January 17th, 2006 • 10:53 am
A couple of weeks ago, I wrote about Apple’s Mighty Mouse and the fact that its software still needs work.
Well, it turns out that if you have a Mighty Mouse, you don’t have to wait for Apple to get the message and actually fix the software. You can get USB Overdrive instead.
I had known about USB Overdrive for years, but had never had any use for it, so I had never actually tried it. But the problems I had with the Mighty Mouse software included in Mac OS X were pretty obvious, and I decided to give it a try and see if it would help.
It most definitely does! Unlike Apple’s own preference settings for the Mighty Mouse, USB Overdrive actually does support the two things that I was missing most:
- It lets you change the behaviour of the Mighty Mouse buttons on an application-specific basis. With USB Overdrive, you can have a global setting where horizontal scrolling with Mighty Mouse’s scroll ball works by default, but you can turn off this horizontal scrolling in specific applications where you almost never use horizontal scrolling and it’s far too easy to scroll horizontally by mistake when rolling the Mighty Mouse scroll ball. I turned horizontal scrolling off in Microsoft Word, for example, and it makes a bit difference.
- It has a far greater list of options for actions to assign to the various buttons. For example, you can assign a variety of keystrokes to the scroll ball button (a.k.a. the “middle button”) and to the side buttons that you have to squeeze. I decided to assign the “Page Down” keystroke to the middle button and the “Page Up” keystroke to the side buttons. It is not as convenient as it used to be with the two side buttons on my Kensington Mouse-In-A-Box, but it’s definitely much better than the default behaviour for the middle button, which brings up Dashboard.

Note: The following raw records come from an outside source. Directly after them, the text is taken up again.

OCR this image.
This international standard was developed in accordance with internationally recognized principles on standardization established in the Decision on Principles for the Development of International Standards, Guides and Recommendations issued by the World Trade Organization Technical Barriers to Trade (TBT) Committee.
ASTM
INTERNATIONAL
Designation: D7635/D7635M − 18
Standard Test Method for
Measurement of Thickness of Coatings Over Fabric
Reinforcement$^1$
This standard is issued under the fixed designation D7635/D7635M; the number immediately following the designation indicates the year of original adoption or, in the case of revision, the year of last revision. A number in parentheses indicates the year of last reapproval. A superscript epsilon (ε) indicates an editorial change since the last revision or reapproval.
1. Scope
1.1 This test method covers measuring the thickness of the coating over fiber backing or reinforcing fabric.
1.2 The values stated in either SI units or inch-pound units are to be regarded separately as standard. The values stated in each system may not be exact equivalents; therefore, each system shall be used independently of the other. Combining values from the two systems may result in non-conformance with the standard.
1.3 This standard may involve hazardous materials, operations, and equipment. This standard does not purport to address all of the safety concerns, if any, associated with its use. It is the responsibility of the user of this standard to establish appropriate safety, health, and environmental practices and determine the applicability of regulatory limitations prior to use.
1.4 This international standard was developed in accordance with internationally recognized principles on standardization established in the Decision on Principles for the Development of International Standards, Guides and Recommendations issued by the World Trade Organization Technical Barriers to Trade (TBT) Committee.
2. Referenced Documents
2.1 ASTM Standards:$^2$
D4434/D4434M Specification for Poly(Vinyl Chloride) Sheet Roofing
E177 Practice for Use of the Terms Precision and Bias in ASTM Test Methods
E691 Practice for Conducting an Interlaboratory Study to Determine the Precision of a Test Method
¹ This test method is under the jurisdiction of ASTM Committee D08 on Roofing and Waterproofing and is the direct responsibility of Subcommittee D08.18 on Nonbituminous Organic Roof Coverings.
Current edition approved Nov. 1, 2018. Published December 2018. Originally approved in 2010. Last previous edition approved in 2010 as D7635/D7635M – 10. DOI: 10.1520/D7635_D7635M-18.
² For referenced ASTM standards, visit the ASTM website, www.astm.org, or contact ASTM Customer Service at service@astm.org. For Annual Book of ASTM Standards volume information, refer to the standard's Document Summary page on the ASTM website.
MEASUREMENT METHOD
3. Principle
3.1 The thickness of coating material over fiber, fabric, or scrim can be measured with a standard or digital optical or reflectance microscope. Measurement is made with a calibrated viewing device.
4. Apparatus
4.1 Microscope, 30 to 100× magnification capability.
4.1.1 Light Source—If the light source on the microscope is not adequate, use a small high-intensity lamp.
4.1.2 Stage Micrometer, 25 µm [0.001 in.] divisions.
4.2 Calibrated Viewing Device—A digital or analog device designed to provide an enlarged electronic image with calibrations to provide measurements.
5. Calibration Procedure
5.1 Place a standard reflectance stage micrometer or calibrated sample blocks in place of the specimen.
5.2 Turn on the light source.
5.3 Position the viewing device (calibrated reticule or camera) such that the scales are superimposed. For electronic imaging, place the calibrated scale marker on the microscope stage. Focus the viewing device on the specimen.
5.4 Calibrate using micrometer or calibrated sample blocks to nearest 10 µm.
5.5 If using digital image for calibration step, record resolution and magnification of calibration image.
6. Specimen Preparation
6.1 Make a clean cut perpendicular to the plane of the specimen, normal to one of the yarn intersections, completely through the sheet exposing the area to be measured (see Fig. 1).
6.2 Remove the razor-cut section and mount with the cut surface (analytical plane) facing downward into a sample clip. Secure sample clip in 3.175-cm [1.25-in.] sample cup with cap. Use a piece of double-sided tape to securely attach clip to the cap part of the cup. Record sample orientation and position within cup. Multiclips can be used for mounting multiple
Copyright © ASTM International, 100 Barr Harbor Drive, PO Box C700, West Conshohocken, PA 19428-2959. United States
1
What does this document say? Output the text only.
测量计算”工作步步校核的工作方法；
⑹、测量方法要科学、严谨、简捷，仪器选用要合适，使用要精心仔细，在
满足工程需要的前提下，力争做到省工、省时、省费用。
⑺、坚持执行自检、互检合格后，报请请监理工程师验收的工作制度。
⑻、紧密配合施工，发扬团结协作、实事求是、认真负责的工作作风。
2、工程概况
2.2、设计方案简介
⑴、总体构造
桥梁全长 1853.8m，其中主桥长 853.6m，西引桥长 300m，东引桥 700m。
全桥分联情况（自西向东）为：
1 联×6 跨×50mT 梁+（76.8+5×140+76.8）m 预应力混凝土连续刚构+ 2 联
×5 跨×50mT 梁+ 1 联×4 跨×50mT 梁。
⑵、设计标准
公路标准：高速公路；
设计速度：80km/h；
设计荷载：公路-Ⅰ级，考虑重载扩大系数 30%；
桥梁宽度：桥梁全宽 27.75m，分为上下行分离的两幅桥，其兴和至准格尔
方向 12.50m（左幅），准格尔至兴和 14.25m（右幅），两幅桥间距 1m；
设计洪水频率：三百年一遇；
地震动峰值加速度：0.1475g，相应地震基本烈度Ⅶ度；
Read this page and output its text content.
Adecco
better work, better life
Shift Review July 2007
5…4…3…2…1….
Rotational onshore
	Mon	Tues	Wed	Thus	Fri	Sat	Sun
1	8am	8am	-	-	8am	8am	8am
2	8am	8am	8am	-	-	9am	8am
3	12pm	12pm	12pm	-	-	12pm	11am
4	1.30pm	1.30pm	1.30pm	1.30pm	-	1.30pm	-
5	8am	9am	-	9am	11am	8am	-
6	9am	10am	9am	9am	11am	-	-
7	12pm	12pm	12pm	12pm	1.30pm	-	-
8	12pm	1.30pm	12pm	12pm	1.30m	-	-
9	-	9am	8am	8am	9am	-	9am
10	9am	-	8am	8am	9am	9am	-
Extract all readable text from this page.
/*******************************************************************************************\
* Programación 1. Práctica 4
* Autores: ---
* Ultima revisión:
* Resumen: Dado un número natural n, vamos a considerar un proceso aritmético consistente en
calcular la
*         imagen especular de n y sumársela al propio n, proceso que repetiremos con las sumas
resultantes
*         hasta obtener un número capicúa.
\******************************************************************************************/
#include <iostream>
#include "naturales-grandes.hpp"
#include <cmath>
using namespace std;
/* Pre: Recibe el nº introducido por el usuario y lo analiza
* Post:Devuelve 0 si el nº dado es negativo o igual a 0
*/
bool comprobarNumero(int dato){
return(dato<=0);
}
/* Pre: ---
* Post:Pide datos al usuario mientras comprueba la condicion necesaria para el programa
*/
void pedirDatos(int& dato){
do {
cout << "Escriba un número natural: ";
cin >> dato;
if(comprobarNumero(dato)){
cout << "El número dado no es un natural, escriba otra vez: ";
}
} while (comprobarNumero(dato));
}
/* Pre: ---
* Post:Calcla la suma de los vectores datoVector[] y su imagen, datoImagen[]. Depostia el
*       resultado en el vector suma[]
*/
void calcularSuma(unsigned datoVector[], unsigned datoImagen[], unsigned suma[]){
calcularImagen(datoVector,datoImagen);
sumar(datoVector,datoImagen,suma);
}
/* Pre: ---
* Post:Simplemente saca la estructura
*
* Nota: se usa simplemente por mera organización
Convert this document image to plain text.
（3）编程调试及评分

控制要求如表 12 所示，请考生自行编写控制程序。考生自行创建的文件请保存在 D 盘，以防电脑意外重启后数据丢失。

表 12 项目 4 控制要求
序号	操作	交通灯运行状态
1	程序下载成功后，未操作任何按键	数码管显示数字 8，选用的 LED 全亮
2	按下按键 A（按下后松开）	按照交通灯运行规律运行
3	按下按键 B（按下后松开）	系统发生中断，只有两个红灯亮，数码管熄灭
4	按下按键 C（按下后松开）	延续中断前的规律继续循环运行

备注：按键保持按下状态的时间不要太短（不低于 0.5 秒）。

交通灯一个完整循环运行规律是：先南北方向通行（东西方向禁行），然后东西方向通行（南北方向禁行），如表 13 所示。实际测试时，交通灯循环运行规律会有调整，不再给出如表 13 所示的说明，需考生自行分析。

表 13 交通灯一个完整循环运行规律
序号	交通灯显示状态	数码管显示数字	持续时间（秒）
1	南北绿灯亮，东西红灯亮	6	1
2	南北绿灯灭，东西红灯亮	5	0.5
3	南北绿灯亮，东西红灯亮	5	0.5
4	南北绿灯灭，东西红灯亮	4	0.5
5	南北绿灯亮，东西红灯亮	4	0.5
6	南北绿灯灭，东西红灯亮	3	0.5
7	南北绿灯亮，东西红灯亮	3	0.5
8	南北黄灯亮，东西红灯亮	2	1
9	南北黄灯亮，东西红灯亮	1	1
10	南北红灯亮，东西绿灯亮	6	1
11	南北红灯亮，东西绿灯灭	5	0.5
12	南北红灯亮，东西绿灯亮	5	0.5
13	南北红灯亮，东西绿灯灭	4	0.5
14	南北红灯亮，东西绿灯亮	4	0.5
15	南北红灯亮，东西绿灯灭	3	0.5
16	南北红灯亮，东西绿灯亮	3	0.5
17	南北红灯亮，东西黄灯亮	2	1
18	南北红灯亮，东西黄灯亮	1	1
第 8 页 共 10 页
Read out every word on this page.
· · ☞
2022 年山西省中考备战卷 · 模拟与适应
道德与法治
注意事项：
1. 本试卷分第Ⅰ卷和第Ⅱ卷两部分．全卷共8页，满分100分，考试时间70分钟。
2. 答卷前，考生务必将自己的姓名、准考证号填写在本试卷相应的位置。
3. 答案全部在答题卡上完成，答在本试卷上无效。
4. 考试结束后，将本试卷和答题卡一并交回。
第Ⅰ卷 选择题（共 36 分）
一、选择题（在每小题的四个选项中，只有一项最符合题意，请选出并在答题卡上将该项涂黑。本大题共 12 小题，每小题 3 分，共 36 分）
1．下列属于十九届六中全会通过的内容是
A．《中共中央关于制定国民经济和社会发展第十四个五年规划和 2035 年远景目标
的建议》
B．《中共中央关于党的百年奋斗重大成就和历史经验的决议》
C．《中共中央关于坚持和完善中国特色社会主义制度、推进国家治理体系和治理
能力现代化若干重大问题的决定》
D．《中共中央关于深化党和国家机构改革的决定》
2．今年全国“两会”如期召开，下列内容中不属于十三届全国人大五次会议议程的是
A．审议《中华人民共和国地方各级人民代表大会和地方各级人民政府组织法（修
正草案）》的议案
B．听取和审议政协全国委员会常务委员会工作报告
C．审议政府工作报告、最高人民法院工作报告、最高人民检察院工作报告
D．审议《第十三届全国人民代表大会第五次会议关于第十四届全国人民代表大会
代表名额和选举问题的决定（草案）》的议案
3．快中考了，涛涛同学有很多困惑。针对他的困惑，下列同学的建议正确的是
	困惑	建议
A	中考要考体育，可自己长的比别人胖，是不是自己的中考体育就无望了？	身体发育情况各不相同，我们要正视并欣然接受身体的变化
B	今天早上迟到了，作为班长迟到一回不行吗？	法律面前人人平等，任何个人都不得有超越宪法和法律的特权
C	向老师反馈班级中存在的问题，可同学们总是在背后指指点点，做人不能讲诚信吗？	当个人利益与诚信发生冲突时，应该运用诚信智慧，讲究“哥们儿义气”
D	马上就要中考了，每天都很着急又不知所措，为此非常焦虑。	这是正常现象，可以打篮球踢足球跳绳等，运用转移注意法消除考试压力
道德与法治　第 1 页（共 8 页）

USB Overdrive has plenty more options for further customization. I also think it could be further improved, both in its interface and in its features. But it’s already a great utility as it is for those who are frustrated by the limitations of Apple’s own mouse software drivers. And given the time it took for Apple to finally adopt a multi-button mouse, it’ll probably be years before they improve the software significantly.